Ölçülü tüketmekte yarar var

Tıpkı tahıllar gibi baklagiller de bolca fitat ve lektin adı verilen protein bileşiklerini içerir. Fitatlar bağırsaklarda bulunan toksik kanserojen maddeleri bağlayarak atılmalarını sağlarlar. Fakat aynı zamanda başta kalsiyum, magnezyum, demir olmak üzere minerallere de bağlanarak, onların emilimine engel olurlar ve bu minerallerin eksikliğine yol açabilirler. Lektin proteinleri de sindirim güçlüğüne neden olabilirler. Dolayısıyla her sağlıklı yiyecek gibi baklagillerin de fazlası zararlıdır. Lektin ve fitatların olumsuz etkilerini azaltmak için, mercimek ve bezelye hariç baklagiller gece suda bekletilmelidir. En az 8 saat suda bekletmek, ıslatma suyunu atarak, taze suyla baklagilleri pişirmek ve pişirme suyunu dökmek fitat ve lektinlerin, stakiyoz ve rafinoz gibi zararlı olabilecek karbonhidratların büyük ölçüde atılmasını sağlar.

Nasıl tüketilmeli?

Bol limonlu salatalar ya da meyveleri baklagillerle tüketmeniz vücudunuzda demir emilimini artırır.

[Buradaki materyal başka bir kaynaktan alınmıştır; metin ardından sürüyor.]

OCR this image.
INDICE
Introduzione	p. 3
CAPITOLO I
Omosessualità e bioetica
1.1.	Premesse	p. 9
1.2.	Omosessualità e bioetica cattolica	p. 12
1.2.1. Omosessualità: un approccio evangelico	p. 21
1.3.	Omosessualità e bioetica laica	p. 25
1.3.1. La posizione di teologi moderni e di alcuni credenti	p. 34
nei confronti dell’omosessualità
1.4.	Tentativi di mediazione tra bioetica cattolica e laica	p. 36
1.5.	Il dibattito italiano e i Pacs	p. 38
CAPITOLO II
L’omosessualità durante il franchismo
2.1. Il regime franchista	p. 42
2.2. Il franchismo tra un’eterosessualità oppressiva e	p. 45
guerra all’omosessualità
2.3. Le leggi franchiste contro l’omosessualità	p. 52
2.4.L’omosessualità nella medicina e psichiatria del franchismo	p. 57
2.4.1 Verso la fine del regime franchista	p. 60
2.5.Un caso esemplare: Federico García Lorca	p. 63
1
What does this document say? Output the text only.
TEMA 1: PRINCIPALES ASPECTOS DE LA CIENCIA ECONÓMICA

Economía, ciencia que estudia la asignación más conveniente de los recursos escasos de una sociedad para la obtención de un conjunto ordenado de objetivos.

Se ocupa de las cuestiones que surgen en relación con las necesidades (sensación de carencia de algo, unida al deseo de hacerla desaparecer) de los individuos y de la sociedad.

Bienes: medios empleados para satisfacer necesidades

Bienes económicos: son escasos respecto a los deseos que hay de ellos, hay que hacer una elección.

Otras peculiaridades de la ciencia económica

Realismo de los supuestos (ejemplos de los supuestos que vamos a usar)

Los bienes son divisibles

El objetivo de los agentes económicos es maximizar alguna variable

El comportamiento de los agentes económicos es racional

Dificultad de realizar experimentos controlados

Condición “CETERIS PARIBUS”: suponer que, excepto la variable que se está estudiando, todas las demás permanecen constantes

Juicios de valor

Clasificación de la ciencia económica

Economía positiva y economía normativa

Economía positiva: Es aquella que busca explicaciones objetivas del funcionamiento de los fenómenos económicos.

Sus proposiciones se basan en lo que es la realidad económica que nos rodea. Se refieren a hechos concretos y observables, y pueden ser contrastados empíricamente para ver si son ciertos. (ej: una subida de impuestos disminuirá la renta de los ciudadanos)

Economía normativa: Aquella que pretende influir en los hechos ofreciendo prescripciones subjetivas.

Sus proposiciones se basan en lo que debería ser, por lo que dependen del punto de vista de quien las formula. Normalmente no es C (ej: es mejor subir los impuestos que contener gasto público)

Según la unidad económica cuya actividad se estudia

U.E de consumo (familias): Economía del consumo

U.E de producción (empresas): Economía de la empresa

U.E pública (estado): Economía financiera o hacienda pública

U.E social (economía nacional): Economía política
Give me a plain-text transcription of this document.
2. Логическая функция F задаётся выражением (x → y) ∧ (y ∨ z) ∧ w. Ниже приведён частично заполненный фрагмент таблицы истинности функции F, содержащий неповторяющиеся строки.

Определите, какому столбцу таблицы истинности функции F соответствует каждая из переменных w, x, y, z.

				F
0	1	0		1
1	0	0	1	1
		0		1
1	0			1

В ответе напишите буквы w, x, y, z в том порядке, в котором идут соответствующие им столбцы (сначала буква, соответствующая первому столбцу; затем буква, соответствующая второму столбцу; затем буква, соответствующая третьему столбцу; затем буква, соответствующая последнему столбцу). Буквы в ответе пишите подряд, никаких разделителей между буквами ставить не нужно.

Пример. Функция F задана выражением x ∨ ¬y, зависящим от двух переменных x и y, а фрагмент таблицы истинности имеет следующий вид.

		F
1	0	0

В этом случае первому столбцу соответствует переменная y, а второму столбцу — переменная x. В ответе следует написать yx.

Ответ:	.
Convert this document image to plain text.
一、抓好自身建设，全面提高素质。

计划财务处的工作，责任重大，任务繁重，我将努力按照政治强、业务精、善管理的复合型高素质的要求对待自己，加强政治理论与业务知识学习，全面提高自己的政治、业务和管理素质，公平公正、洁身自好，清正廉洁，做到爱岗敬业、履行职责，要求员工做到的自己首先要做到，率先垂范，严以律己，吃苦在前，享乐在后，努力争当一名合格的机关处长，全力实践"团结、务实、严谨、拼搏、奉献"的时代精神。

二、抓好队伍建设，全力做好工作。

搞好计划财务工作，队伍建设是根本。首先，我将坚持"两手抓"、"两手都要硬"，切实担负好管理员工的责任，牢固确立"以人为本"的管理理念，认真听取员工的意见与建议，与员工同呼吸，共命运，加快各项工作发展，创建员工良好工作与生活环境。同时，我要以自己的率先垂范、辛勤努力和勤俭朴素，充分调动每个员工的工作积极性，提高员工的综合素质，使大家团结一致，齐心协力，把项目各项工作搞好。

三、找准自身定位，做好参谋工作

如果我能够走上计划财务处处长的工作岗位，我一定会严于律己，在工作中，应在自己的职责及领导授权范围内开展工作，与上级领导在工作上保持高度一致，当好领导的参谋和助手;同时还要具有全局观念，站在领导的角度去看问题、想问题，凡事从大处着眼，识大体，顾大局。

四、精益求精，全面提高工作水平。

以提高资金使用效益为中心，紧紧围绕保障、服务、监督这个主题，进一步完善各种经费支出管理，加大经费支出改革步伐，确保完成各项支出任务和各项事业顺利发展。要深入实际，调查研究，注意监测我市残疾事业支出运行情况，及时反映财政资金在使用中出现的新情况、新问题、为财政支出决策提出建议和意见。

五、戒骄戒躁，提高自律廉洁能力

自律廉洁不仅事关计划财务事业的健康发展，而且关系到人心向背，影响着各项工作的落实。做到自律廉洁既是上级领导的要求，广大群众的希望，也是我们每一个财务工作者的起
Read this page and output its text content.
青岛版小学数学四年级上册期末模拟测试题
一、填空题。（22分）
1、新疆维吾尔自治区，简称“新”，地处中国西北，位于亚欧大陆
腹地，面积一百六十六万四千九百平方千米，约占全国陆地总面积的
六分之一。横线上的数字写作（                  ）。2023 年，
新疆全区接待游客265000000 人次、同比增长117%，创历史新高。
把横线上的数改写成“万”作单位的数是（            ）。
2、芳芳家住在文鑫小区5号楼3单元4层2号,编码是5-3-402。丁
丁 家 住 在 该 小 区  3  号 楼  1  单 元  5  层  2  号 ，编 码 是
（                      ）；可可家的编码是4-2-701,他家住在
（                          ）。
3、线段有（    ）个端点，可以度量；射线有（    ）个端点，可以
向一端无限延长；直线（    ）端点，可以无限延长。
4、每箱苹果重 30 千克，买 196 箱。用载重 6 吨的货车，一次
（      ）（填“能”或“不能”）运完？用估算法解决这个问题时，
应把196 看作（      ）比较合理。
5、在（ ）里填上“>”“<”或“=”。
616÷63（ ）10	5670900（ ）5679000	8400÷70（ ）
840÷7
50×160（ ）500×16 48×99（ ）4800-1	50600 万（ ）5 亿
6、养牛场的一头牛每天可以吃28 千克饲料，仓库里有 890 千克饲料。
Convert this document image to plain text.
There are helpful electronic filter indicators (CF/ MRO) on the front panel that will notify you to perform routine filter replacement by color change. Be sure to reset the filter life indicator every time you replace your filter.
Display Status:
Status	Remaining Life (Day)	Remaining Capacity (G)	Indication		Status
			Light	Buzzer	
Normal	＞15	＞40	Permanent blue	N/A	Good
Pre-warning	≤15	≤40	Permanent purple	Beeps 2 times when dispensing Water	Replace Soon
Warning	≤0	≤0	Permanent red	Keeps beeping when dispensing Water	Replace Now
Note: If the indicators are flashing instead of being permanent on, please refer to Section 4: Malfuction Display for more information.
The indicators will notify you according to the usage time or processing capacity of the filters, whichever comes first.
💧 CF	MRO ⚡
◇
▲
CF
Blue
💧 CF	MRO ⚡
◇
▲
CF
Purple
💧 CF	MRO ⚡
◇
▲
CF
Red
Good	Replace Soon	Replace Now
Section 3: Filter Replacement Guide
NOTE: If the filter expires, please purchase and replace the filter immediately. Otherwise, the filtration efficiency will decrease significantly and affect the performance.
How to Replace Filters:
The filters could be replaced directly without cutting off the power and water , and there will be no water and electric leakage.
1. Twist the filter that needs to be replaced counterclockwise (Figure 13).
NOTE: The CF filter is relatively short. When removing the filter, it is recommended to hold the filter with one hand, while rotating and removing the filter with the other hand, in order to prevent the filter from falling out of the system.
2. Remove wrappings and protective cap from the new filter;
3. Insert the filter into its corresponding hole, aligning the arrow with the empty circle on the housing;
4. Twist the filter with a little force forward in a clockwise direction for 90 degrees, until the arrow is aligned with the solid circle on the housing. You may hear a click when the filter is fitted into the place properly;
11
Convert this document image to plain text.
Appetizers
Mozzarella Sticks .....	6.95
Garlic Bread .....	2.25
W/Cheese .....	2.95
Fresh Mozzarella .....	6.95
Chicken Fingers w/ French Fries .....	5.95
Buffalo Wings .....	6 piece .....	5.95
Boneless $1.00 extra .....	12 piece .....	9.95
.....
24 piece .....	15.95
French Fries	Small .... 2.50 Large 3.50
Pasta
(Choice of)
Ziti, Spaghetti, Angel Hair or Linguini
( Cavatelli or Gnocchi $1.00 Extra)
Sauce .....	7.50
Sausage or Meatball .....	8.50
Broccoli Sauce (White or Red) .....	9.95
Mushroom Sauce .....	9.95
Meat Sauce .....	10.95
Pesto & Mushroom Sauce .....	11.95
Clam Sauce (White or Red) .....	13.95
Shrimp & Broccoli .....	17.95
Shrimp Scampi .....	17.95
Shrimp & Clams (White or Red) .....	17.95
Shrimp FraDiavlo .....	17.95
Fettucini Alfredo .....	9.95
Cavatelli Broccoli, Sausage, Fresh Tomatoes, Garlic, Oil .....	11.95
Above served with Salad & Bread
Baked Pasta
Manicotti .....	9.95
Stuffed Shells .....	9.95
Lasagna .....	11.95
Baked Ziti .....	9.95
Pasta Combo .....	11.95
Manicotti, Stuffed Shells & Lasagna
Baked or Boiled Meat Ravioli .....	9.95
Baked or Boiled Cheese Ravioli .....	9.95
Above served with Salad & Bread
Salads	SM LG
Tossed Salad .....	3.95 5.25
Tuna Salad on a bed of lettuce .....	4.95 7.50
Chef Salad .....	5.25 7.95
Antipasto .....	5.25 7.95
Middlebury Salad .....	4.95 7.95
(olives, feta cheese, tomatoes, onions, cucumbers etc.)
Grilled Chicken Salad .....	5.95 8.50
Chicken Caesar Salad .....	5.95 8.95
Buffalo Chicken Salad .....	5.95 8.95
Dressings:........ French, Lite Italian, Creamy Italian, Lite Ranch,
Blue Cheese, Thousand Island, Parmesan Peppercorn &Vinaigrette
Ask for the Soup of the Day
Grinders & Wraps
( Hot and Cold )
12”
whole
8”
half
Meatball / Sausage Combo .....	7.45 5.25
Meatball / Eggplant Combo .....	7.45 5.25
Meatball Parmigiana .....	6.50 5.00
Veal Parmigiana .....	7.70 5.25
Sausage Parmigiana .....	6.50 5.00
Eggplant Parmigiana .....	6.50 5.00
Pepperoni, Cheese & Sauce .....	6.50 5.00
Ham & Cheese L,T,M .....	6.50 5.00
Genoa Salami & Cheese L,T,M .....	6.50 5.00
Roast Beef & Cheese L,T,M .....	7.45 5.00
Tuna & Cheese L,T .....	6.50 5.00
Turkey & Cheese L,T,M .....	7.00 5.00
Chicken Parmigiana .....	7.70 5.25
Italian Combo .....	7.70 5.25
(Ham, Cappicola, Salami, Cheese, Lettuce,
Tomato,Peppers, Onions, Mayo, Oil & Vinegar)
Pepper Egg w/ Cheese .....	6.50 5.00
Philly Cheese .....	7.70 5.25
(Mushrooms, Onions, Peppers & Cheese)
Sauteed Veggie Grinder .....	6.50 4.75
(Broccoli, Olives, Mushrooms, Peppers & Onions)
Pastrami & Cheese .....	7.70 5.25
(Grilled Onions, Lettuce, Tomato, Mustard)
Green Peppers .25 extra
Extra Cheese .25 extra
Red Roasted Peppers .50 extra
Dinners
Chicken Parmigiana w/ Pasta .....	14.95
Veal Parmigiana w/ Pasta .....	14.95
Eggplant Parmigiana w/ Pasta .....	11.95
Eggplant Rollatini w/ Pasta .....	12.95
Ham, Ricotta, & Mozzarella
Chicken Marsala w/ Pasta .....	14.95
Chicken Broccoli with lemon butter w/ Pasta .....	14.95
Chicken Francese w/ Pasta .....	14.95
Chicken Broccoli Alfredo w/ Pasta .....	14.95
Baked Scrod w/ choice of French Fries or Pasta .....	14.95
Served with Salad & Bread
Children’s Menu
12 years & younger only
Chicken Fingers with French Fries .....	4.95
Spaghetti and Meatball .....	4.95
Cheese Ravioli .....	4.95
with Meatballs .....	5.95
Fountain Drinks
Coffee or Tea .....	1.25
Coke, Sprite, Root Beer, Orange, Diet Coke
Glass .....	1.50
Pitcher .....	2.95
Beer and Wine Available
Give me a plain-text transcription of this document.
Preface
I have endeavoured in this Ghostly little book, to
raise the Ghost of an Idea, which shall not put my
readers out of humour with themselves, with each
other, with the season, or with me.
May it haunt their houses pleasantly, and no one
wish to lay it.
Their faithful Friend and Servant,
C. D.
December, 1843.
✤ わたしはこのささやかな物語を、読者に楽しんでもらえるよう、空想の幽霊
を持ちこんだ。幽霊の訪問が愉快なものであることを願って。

Kuru fasulye ve bulgur pilavının yanına yoğurt ve ayran ekleyerek şeker emilimini yavaşlatır.

Diğer faydaları

Kuru baklagiller içerdikleri yüksek demir sayesinde, demir eksikliği riskini azaltır. Kalsiyum içerikleriyle kemik gelişimi ve sağlığını korurlen, zengin lif içerikleriyle de kabızlığı önlerler. Kilo kontrolü de sağlarlar.